> I suspect mlogger uses ASYNC transactions exactly to avoid
> this type of deadlock (mlogger used ASYNC transactions since svn revision 2, the
> beginning of time).
That's exactly the case. If you would have asked me, I would have told you
immediately, but it is also good that you re-confirmed the deadlock behavior with
the SYNC flag. I didn't check this for the last ten years or so.
Making the buffers bigger is only a partial solution. Assume that the disk gets
slow for some reason, then any buffer will fill up and you get the dead lock.
The only real solution is to put the logic into a separate thread. So the thread
does all the RPC communication with the clients, while the main logger thread logs
data as usual in parallel. The problem is that the RPC layer is not yet completely
tested to be thread safe. I put some mutex and you correctly realized that these
are system wide, but you want a local mutex just for the logger process. You need
also some basic communication between the "run stop thread" and the "logger main
thread". Maybe Pierre remembers that once there was the problem that the logger did
not know when all events "came down the pipe" and could close the file. He added
some delay which helped most of the time. But if we would have some communication
from the "run stop thread" telling the main thread that all programs except the
logger have stopped the run, then the logger only has to empty the local system
buffer and knows 100% that everything is done.
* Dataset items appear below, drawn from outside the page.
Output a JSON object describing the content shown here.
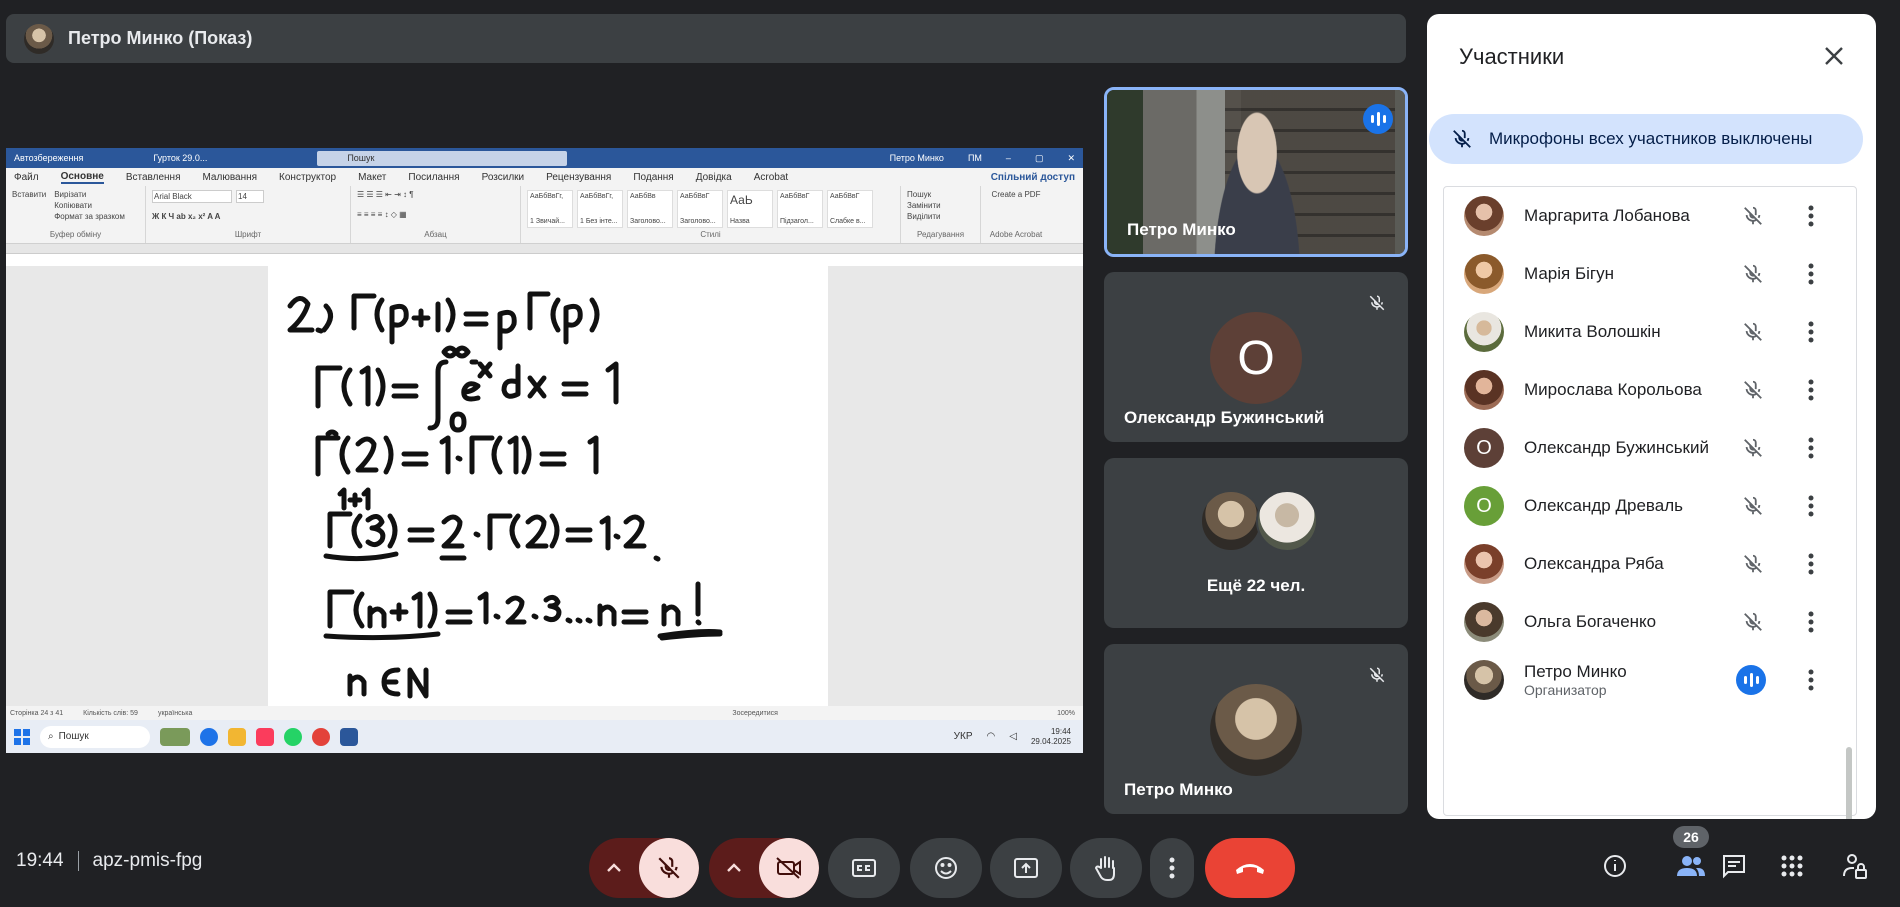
{
  "presenter_bar": {
    "title": "Петро Минко (Показ)"
  },
  "word": {
    "autosave": "Автозбереження",
    "doc_name": "Гурток 29.0...",
    "search": "Пошук",
    "user": "Петро Минко",
    "user_initials": "ПМ",
    "tabs": [
      "Файл",
      "Основне",
      "Вставлення",
      "Малювання",
      "Конструктор",
      "Макет",
      "Посилання",
      "Розсилки",
      "Рецензування",
      "Подання",
      "Довідка",
      "Acrobat"
    ],
    "share": "Спільний доступ",
    "ribbon": {
      "paste": "Вставити",
      "cut": "Вирізати",
      "copy": "Копіювати",
      "format_painter": "Формат за зразком",
      "clipboard": "Буфер обміну",
      "font_name": "Arial Black",
      "font_size": "14",
      "font_group": "Шрифт",
      "paragraph_group": "Абзац",
      "styles_group": "Стилі",
      "styles": [
        "1 Звичай...",
        "1 Без інте...",
        "Заголово...",
        "Заголово...",
        "Назва",
        "Підзагол...",
        "Слабке в..."
      ],
      "style_samples": [
        "АаБбВвГг,",
        "АаБбВвГг,",
        "АаБбВв",
        "АаБбВвГ",
        "АаЬ",
        "АаБбВвГ",
        "АаБбВвГ"
      ],
      "find": "Пошук",
      "replace": "Замінити",
      "select": "Виділити",
      "editing_group": "Редагування",
      "create_pdf": "Create a PDF",
      "acrobat_group": "Adobe Acrobat"
    },
    "status": {
      "page": "Сторінка 24 з 41",
      "words": "Кількість слів: 59",
      "lang": "українська",
      "focus": "Зосередитися",
      "zoom": "100%"
    },
    "taskbar": {
      "search": "Пошук",
      "lang": "УКР",
      "time": "19:44",
      "date": "29.04.2025"
    }
  },
  "tiles": [
    {
      "name": "Петро Минко",
      "speaking": true
    },
    {
      "name": "Олександр Бужинський",
      "initial": "О",
      "muted": true
    },
    {
      "more_label": "Ещё 22 чел."
    },
    {
      "name": "Петро Минко",
      "muted": true
    }
  ],
  "participants": {
    "title": "Участники",
    "banner": "Микрофоны всех участников выключены",
    "list": [
      {
        "name": "Маргарита Лобанова",
        "kind": "photo"
      },
      {
        "name": "Марія Бігун",
        "kind": "photo"
      },
      {
        "name": "Микита Волошкін",
        "kind": "photo"
      },
      {
        "name": "Мирослава Корольова",
        "kind": "photo"
      },
      {
        "name": "Олександр Бужинський",
        "kind": "initial",
        "initial": "О",
        "color": "#5d4037"
      },
      {
        "name": "Олександр Древаль",
        "kind": "initial",
        "initial": "О",
        "color": "#689f38"
      },
      {
        "name": "Олександра Ряба",
        "kind": "photo"
      },
      {
        "name": "Ольга Богаченко",
        "kind": "photo"
      },
      {
        "name": "Петро Минко",
        "role": "Организатор",
        "kind": "photo",
        "speaking": true
      }
    ]
  },
  "bottom": {
    "time": "19:44",
    "meeting_code": "apz-pmis-fpg",
    "participant_count": "26"
  },
  "colors": {
    "accent": "#1a73e8",
    "hangup": "#ea4335",
    "muted_bg": "#f9dedc"
  }
}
In the MEG experiment we have the same problem. We need a certain sequence
(basically because we have 9 front-ends and one event builder, which has to be
called after the front-ends). We realized quickly that the logger cannot stop the
run, so we wrote a little tool "RunSubmit", which is a run sequence with scripting
facility. So you write a XML file, telling RunSubmit to start 10 runs, each with
5000 events. RunSubmit now watches the run statistics and stops the run. Since it's
outside the logger process, there is no dead lock. Unfortunately RunSubmit was
written by one of our students and contains some MEG specific code. Otherwise it
could be committed to the distribution.
So I feel that a separate thread for run stop (and maybe even start) would be a
good thing, but I'm not sure when I will have time to address this issue.
- Stefan |